Several approaches have been used in the literature to obtain reliable measurements of CO2 assimilation. Leaf level data are mainly reliable but the scaling to plant or canopy scale is rather difficult. On the other hand, canopy scale methods exist and can capture CO2 exchange dynamics at bigger scales but suffer from several weaknesses [1, 36]. Therefore, to overcome these issues, many growth chamber systems have been developed in the last decades, but most of them lack the ability to measure dynamic environmental conditions, such as those generally occurring in the field, and/or are extremely expensive. We demonstrated that the main strength of DYNAMISM relies on its accuracy and stability (Figs. 3, 4 and 5), on the possibility to accurately estimate the response time and to correct for the intrinsic delays of the system (Fig. 6) and to determine steady state fluxes from unsteady state measured values (Fig. 7). Thus, it is able to efficiently capture the effect of fast fluctuating light on instantaneous CO2 gas exchanges (Fig. 8).

Finally, DYNAMISM can be used for several applications: different plant canopies can be monitored thanks to the flexibility in the software and to the dimension of the chambers, allowing to answer relevant biological questions.

Even though we focused our attention in this paper on light fluctuations, DYNAMISM could be used in the future also to simulate other dynamic environmental conditions such as temperature, humidity and CO2 concentration with some simple upgrades and at a limited cost.
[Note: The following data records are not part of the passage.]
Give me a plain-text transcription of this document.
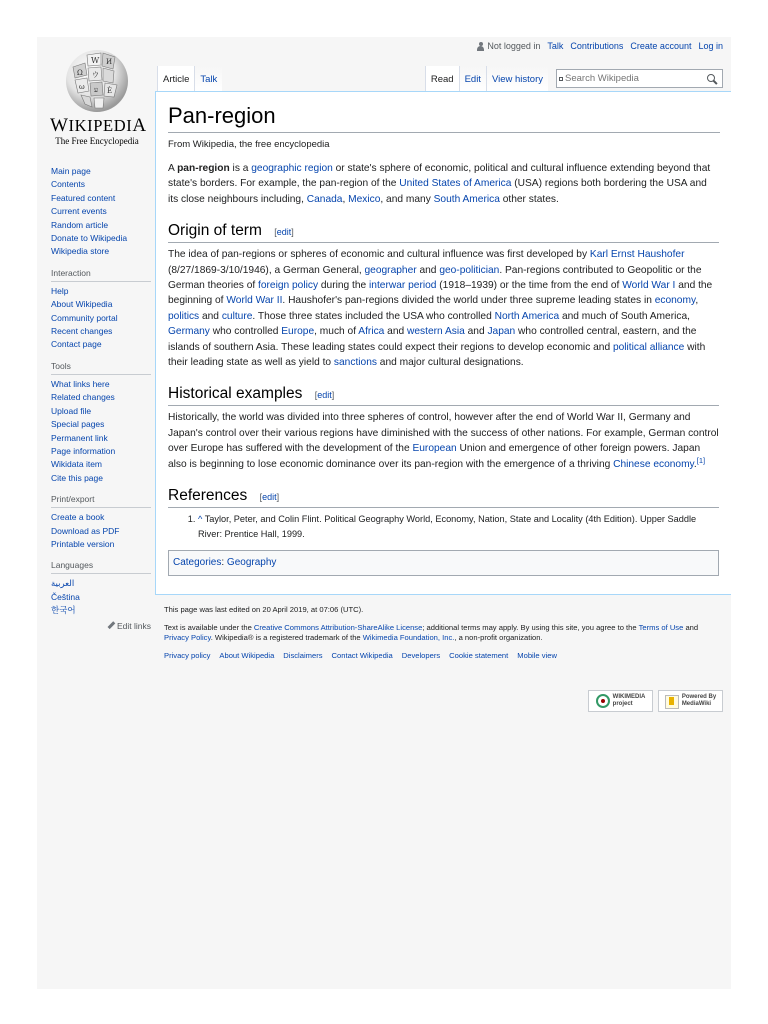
Not logged in Talk Contributions Create account Log in
Ω
W И
ウ
ω ע Ѐ
WIKIPEDIA
The Free Encyclopedia
Main page
Contents
Featured content
Current events
Random article
Donate to Wikipedia
Wikipedia store
Interaction
Help
About Wikipedia
Community portal
Recent changes
Contact page
Tools
What links here
Related changes
Upload file
Special pages
Permanent link
Page information
Wikidata item
Cite this page
Print/export
Create a book
Download as PDF
Printable version
Languages
العربية
Čeština
한국어
Edit links
Article	Talk	Read	Edit	View history
Search Wikipedia
Pan-region
From Wikipedia, the free encyclopedia

A pan-region is a geographic region or state's sphere of economic, political and cultural influence extending beyond that state's borders. For example, the pan-region of the United States of America (USA) regions both bordering the USA and its close neighbours including, Canada, Mexico, and many South America other states.

Origin of term [edit]

The idea of pan-regions or spheres of economic and cultural influence was first developed by Karl Ernst Haushofer (8/27/1869-3/10/1946), a German General, geographer and geo-politician. Pan-regions contributed to Geopolitic or the German theories of foreign policy during the interwar period (1918–1939) or the time from the end of World War I and the beginning of World War II. Haushofer's pan-regions divided the world under three supreme leading states in economy, politics and culture. Those three states included the USA who controlled North America and much of South America, Germany who controlled Europe, much of Africa and western Asia and Japan who controlled central, eastern, and the islands of southern Asia. These leading states could expect their regions to develop economic and political alliance with their leading state as well as yield to sanctions and major cultural designations.

Historical examples [edit]

Historically, the world was divided into three spheres of control, however after the end of World War II, Germany and Japan's control over their various regions have diminished with the success of other nations. For example, German control over Europe has suffered with the development of the European Union and emergence of other foreign powers. Japan also is beginning to lose economic dominance over its pan-region with the emergence of a thriving Chinese economy.[1]

References [edit]
1. ^ Taylor, Peter, and Colin Flint. Political Geography World, Economy, Nation, State and Locality (4th Edition). Upper Saddle River: Prentice Hall, 1999.
Categories: Geography

This page was last edited on 20 April 2019, at 07:06 (UTC).

Text is available under the Creative Commons Attribution-ShareAlike License; additional terms may apply. By using this site, you agree to the Terms of Use and Privacy Policy. Wikipedia® is a registered trademark of the Wikimedia Foundation, Inc., a non-profit organization.

Privacy policy About Wikipedia Disclaimers Contact Wikipedia Developers Cookie statement Mobile view
WIKIMEDIA
project
Powered By
MediaWiki
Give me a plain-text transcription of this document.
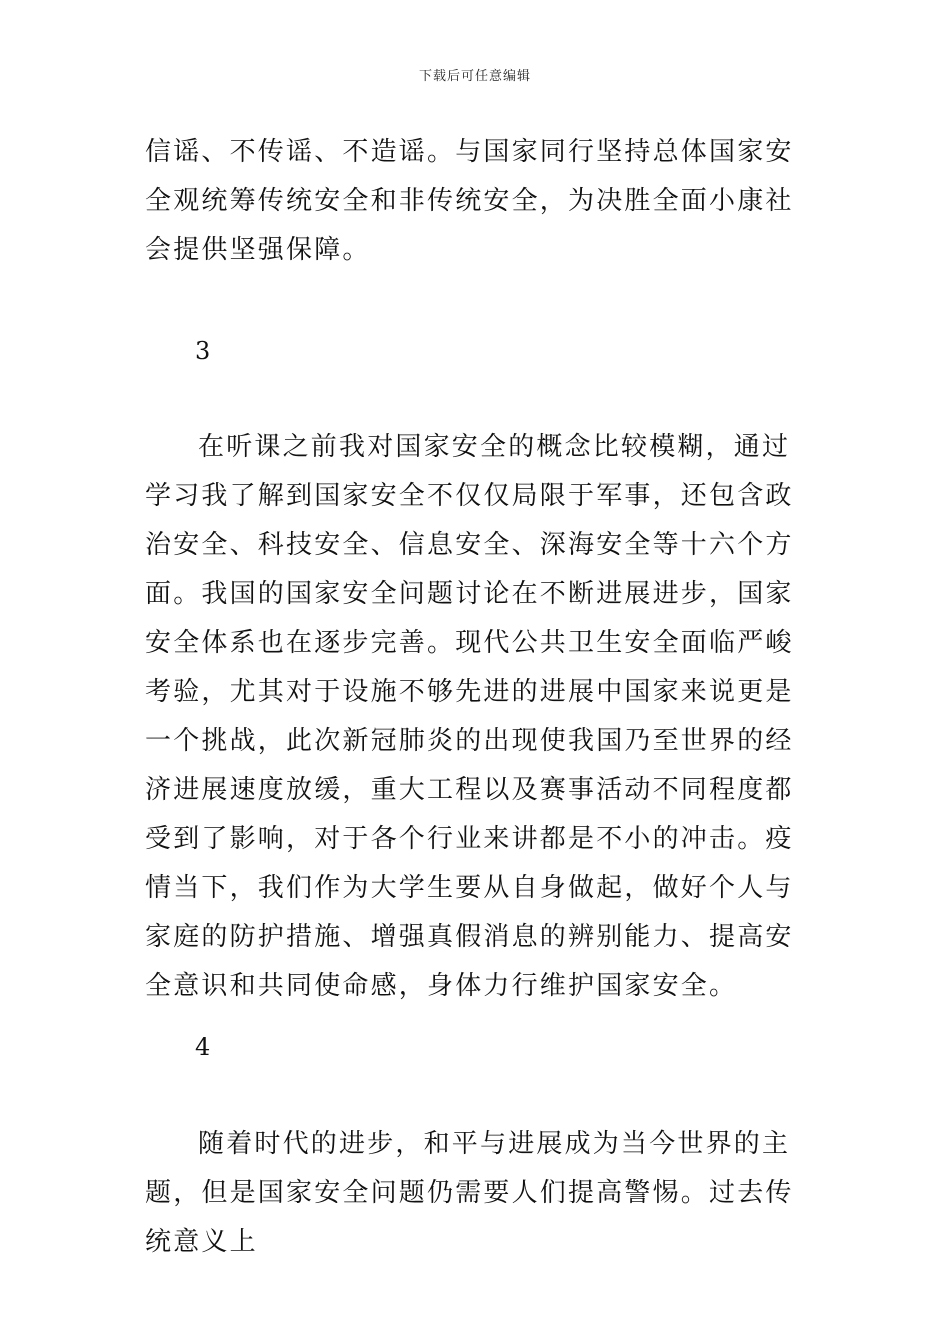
下载后可任意编辑

信谣、不传谣、不造谣。与国家同行坚持总体国家安全观统筹传统安全和非传统安全，为决胜全面小康社会提供坚强保障。

3

在听课之前我对国家安全的概念比较模糊，通过学习我了解到国家安全不仅仅局限于军事，还包含政治安全、科技安全、信息安全、深海安全等十六个方面。我国的国家安全问题讨论在不断进展进步，国家安全体系也在逐步完善。现代公共卫生安全面临严峻考验，尤其对于设施不够先进的进展中国家来说更是一个挑战，此次新冠肺炎的出现使我国乃至世界的经济进展速度放缓，重大工程以及赛事活动不同程度都受到了影响，对于各个行业来讲都是不小的冲击。疫情当下，我们作为大学生要从自身做起，做好个人与家庭的防护措施、增强真假消息的辨别能力、提高安全意识和共同使命感，身体力行维护国家安全。

4

随着时代的进步，和平与进展成为当今世界的主题，但是国家安全问题仍需要人们提高警惕。过去传统意义上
Thus, it can be potentially used to induce abiotic stresses, by simulating, for example, drought conditions, high light conditions (inducing photo-inhibition) and high environmental CO2 levels. Moreover, as a future development, we think to couple DYNAMISM with real-time fluorescence measurements to investigate photochemistry and the primary reactions of photosynthesis in dynamic environments as well as to use it for photosynthesis phenotyping [18].